Of course, to Santa Barbarans, there’s nothing prosaic about South Coast agriculture. Last year it accounted for 10 percent of the county’s total economy, and if it is diminished as a result of global warming, the fiscal consequences will be felt beyond the borders of the agriculture industry. County tax coffers will be reduced, food prices will rise, and many family-owned businesses may be forced under. With water rates rising quickly, energy costs rising faster, and the juggernaut that is California housing development marching inexorably forward, it’s no surprise that three farmers interviewed for this story used, separately, the phrase “perfect storm” to describe what they see when they look at the challenges besetting South Coast agriculture.

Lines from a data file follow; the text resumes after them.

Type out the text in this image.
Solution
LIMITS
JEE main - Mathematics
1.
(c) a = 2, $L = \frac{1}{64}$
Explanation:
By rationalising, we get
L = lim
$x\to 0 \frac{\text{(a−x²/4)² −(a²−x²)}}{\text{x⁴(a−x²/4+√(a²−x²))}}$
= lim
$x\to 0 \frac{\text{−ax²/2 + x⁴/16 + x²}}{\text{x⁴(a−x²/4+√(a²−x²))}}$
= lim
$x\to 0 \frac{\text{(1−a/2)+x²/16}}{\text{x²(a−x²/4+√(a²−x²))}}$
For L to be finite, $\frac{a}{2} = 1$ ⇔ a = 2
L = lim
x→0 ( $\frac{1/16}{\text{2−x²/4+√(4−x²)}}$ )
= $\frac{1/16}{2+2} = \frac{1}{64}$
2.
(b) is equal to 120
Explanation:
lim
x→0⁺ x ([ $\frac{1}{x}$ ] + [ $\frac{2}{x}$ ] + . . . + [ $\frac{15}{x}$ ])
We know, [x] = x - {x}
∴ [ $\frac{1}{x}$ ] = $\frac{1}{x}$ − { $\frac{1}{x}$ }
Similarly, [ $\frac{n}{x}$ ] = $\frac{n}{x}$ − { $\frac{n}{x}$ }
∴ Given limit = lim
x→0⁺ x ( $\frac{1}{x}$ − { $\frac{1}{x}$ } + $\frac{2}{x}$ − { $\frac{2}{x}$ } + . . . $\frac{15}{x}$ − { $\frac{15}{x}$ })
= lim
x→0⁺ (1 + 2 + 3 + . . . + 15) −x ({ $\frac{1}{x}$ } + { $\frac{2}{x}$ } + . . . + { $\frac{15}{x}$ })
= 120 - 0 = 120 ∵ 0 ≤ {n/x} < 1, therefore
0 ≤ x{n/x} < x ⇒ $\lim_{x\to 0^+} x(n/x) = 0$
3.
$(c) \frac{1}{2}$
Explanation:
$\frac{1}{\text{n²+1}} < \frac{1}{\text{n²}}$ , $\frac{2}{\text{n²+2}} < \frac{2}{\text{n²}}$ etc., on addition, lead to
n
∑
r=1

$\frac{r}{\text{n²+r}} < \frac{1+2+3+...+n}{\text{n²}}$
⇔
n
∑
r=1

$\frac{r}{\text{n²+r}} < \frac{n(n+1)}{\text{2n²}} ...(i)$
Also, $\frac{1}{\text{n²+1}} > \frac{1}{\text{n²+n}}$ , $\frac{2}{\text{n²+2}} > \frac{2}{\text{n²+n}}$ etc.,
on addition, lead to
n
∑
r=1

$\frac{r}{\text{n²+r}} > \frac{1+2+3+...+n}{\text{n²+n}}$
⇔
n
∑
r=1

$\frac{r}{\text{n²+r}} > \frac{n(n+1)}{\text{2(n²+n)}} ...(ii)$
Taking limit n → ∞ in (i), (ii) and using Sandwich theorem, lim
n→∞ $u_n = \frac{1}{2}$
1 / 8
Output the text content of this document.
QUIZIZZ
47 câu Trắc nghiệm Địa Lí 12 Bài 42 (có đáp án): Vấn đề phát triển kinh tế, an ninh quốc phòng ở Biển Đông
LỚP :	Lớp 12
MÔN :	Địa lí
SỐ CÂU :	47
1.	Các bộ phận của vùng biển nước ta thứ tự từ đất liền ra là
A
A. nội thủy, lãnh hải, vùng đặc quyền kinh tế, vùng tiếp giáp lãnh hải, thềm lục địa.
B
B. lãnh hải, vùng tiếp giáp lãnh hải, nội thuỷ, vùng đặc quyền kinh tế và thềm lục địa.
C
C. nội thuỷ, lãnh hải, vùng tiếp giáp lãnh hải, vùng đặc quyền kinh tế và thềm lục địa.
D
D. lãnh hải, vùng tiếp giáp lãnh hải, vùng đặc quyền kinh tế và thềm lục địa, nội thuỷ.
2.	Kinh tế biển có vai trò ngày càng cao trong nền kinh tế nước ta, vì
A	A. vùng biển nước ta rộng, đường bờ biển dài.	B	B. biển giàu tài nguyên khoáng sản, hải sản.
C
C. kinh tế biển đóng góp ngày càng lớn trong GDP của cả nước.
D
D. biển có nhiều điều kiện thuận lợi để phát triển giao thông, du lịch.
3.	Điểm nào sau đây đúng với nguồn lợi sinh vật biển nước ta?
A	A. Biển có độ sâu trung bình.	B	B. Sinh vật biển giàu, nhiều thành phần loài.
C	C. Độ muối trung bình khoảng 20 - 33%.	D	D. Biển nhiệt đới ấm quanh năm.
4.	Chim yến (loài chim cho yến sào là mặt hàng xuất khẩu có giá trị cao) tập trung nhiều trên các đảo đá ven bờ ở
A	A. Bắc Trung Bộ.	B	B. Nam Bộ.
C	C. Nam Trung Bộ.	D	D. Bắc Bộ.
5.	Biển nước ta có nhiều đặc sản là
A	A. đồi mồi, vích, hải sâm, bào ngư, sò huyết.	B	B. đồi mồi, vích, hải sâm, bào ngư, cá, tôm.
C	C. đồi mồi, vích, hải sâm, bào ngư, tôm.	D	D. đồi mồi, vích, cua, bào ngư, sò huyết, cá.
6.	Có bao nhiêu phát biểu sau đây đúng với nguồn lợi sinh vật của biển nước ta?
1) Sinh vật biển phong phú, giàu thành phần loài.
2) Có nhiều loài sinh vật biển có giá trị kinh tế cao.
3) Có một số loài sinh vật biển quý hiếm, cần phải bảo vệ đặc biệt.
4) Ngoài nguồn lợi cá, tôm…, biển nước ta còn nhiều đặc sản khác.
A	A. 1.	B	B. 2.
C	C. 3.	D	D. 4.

Any story about farming is a story about flux. The weather changes daily; the water supply fluctuates annually; a disease spreads, weeds proliferate, insects infest. Change is what farmers do. But what science is telling us is that global warming is mobilizing changes-immense, transnational changes-that will not change back. It is going to get hotter; the question is not for how long but to what degree. There will be less water in the American Southwest; the question is not for how long, but how much less. The rituals of science dictate that scientists hedge their research with cautions and qualifiers. They do not normally try to sell the public on their findings. But they are now, and their message is climate change will permanently reconfigure industries, ecosystems, economies, and crops in ways never before seen. It will hit even Santa Barbara’s own golden corner of the world, and it will do so sooner than we imagine.
“I’ve been working on climate change a long time,” Backlund said. “It’s been part of the fabric of my everyday life. But to do a project like this, you grab all the papers over the last few years and look at them altogether-just the sheer weight of the information about what’s happening right now really startled me. To take a step back and realize how many changes are happening right now as a consequence of climate change was startling. And scary, frankly.”